Apple has initiated a significant round of layoffs in California, affecting over 600 employees in what marks the company’s first major post-pandemic workforce reduction amid broader industry consolidations in the tech sector. The iPhone giant notified 614 workers across various offices on March 28, with the layoffs set to take effect on May 27, as reported in filings submitted to regional authorities. These employees were let go from eight different offices located in Santa Clara, according to disclosures under the state’s Worker Adjustment and Retraining Notification Act (WARN). However, specifics regarding the departments or projects involved remain undisclosed. Apple has not yet responded to requests for comment regarding these developments.

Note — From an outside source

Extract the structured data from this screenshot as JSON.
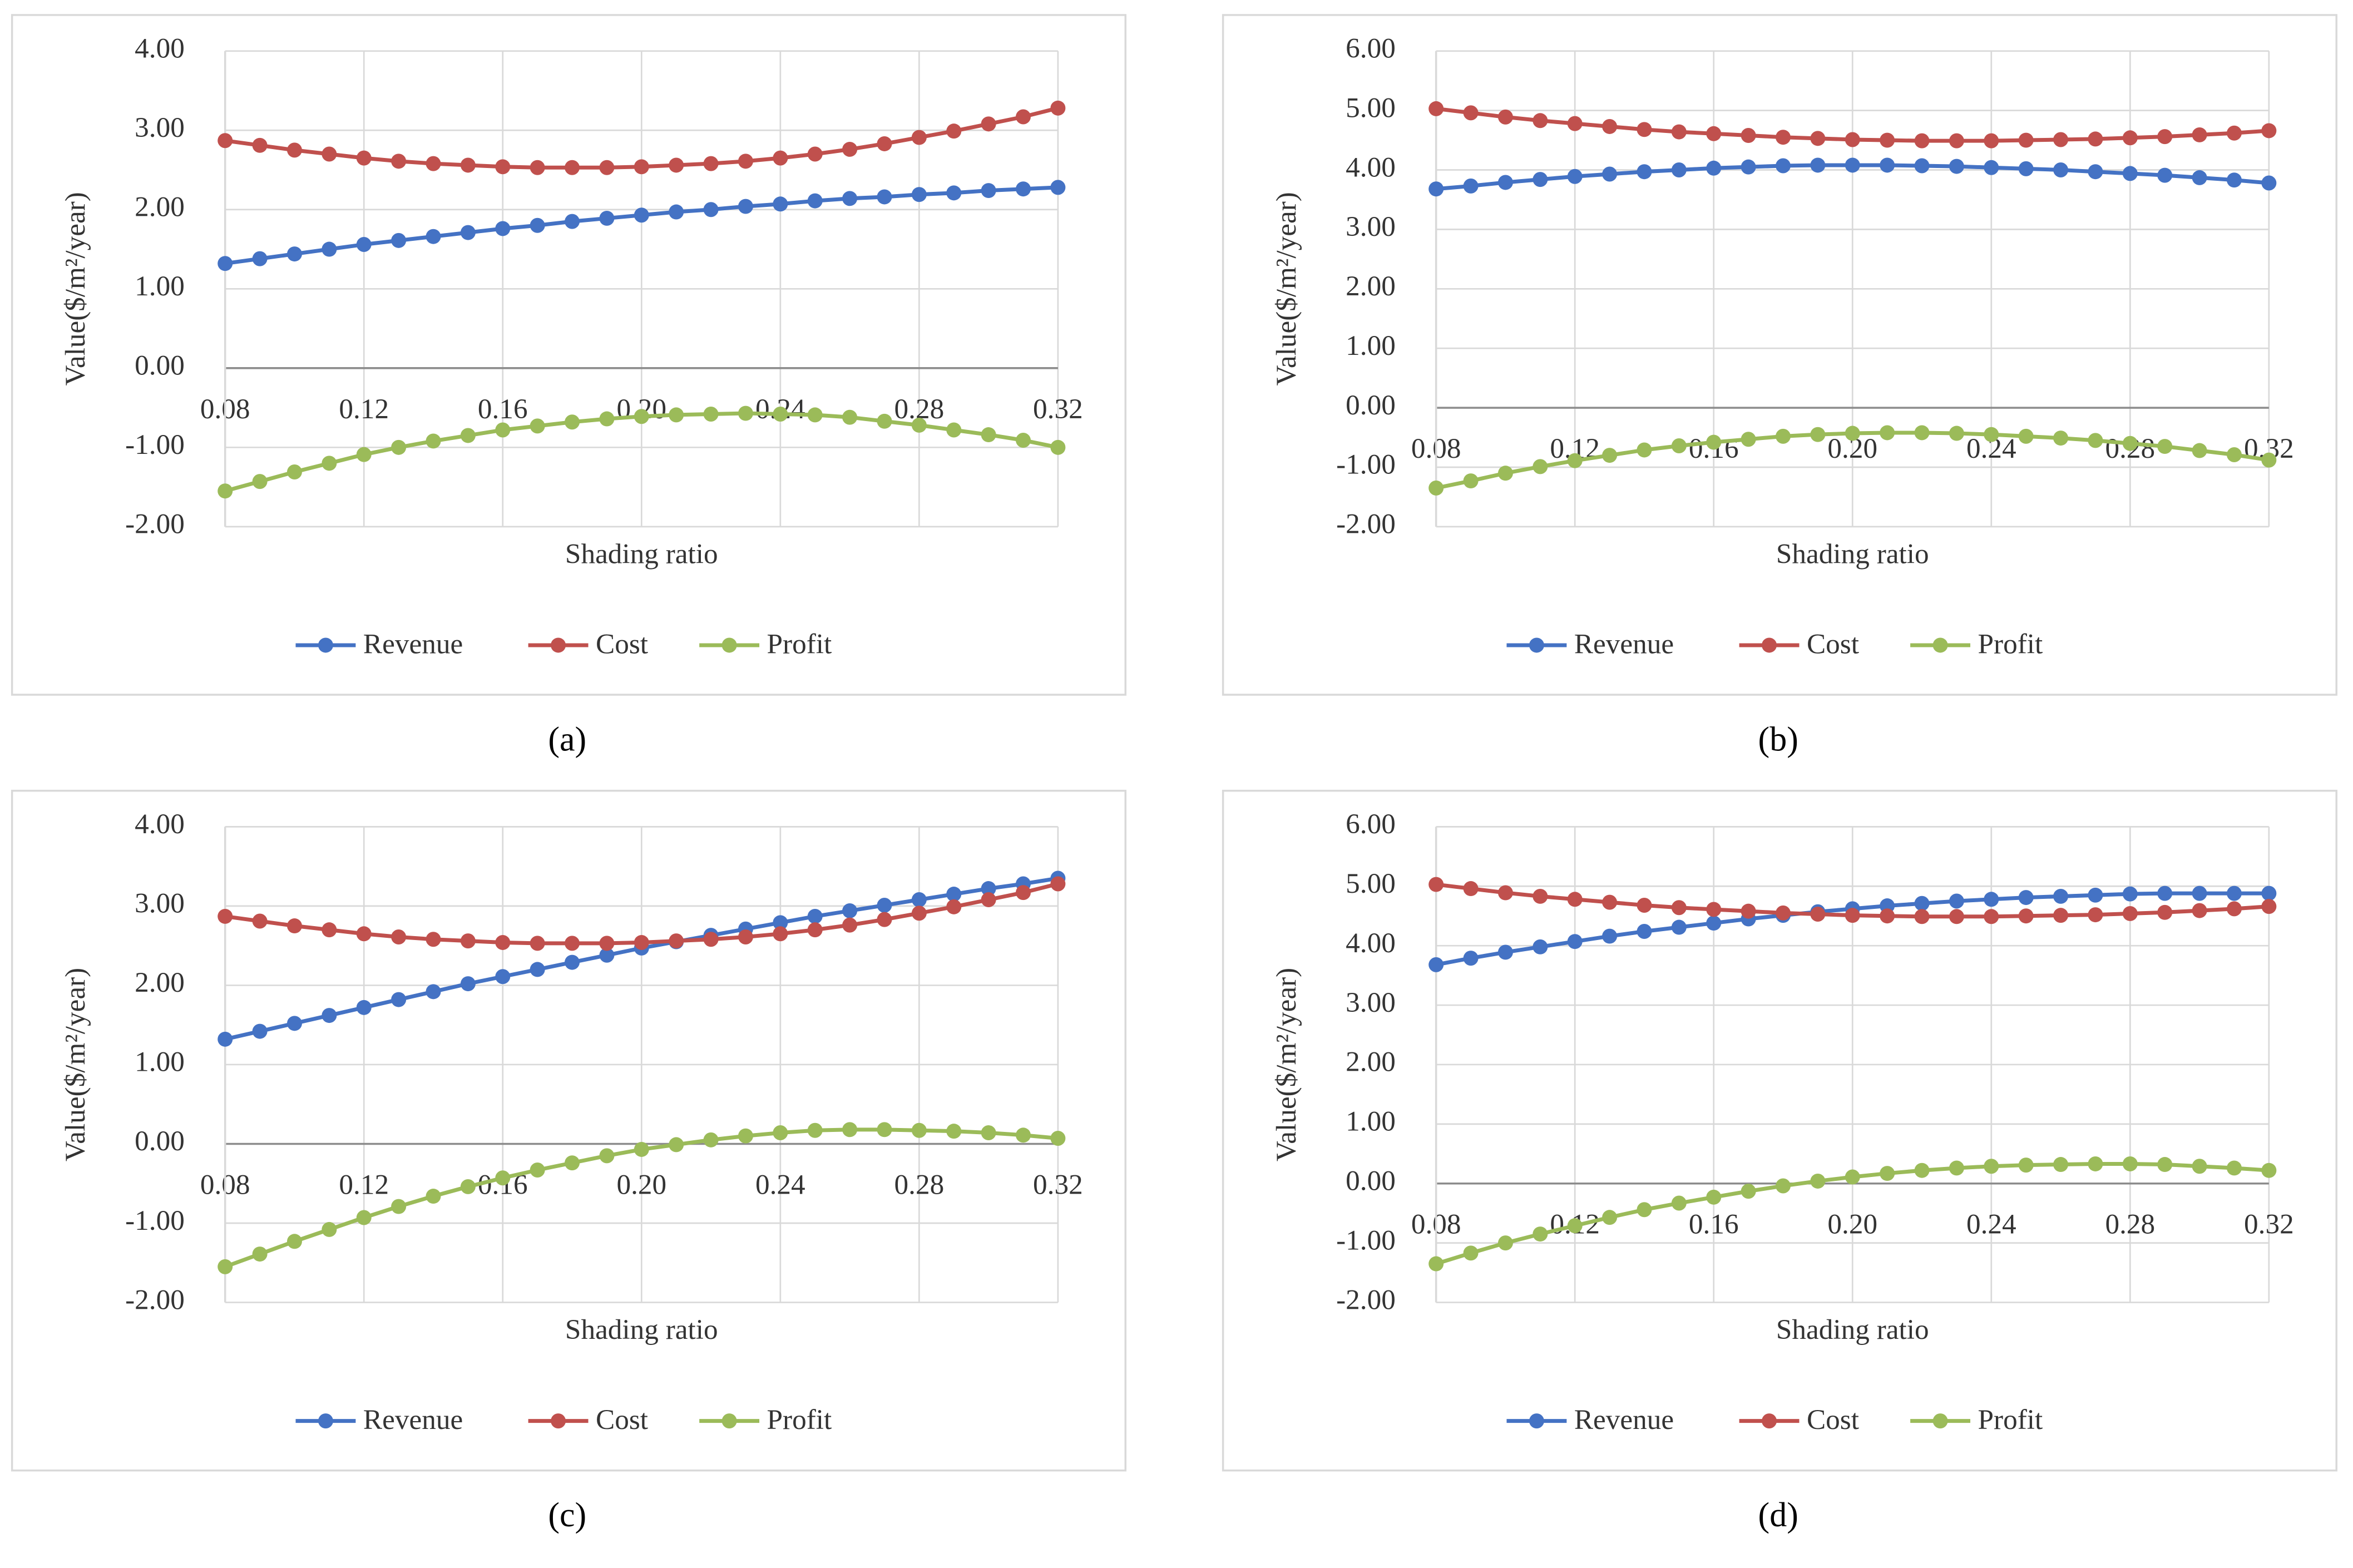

Previously, Apple stood out as one of the few tech companies that refrained from significant workforce reductions during the pandemic. However, with growth rates slowing down, the company, like its industry peers, is now prioritizing cost-cutting measures. Amidst a surge in hiring during the COVID-19 pandemic, as people increasingly engaged in online activities, major tech firms have expanded their workforces. Nevertheless, the landscape is evolving, prompting companies to streamline operations.
In a recent regulatory filing, Apple reported approximately 161,000 full-time equivalent employees. This move by Apple follows similar actions from other tech giants like Amazon, which announced layoffs in its cloud computing division AWS. Additionally, Electronic Arts, Sony, Cisco Systems, and Snap have all recently disclosed workforce reductions, illustrating a broader trend of workforce adjustments across the industry.